Thank you very much for this interesting topic ! Most of the patients are under diagnosed for Hashimotto ( Autoimmune thyroiditis)!, which need further research !
This topic is highly debated and conflicting results have been produced. The most relevant papers about the impact of thyroid autoantibodies (mainly considering autoantibodies to thyroid peroxidase = TPOAb) studied with a prospect approach (5-year survival) are the following:
- Smyth et al. 1998 Serum Thyroid Peroxidase Autoantibodies, Thyroid Volume, and Outcome in Breast Carcinoma. http://dx.doi.org/10.1210/jcem.83.8.5049#sthash.sbW8bbsb.dpuf
- Fiore et al. 2007 Favorable predictive value of thyroid autoimmunity in high aggressive breast cancer. http://dx.doi.org/10.1007/BF03350810
- Jiskra et al 2007 Thyroid autoimmunity occurs more frequently in women with breast cancer compared to women with colorectal cancer and controls but it has no impact on relapse-free and overall survival.

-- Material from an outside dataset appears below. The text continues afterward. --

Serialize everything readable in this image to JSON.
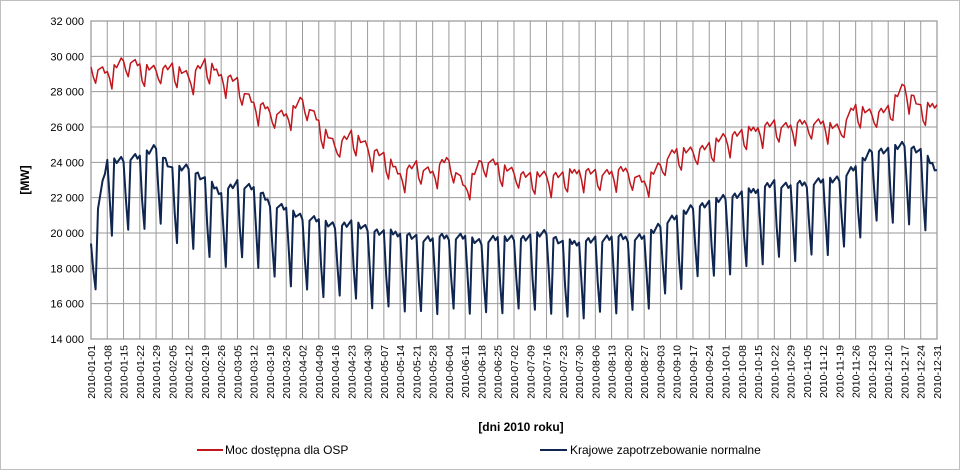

Oncol Rep 2007;18(6):1603-11
The first two (Smyth and Fiore) reported a significantly improved survival (both disease free and overall) in patients with breast cancer positive for TPOAb compared with breast cancer patients TPOAb negative. However Jiskra did not confirm these results, showing that TPOAb have an absence of prognostic impact on breast cancer prognosis.
- Farahati et al 2012; Anti-thyroid peroxidase antibodies are associated with the absence of distant metastases in patients with newly diagnosed breast cancer. Clin Chem Lab Med 2012;50(4):709-14. Farahati showed absence of distant metastasis among TPOAb positive patients with breast cancer compared with TPOAb negative patients (6.6% metastasis prevalence).
I and my research group (Thyroid Research Group, Cardiff, UK) in collaboration with the Institute of Cancer Research - Statistics Unit (London, UK) and the Velindre Breast Cancer Centre (Cardiff, UK) have just finished to analyse the data from a big cohort of women (n' 1974) affected with breast cancer previously enrolled in the TACT trial (CRUK01/001) in order to analyse the impact of TPOAb on breast cancer prognosis in a large cohort.
Despite the large majority of previous studies (cited above) were suggestive for a positive impact of TPOAb on breast cancer prognosis, surprisingly we did not find any significant impact of TPOAb on breast cancer prognosis in terms of overall and disease free survival and time to relapse.
I am finishing to write the relative paper and hopefully it will be published shortly.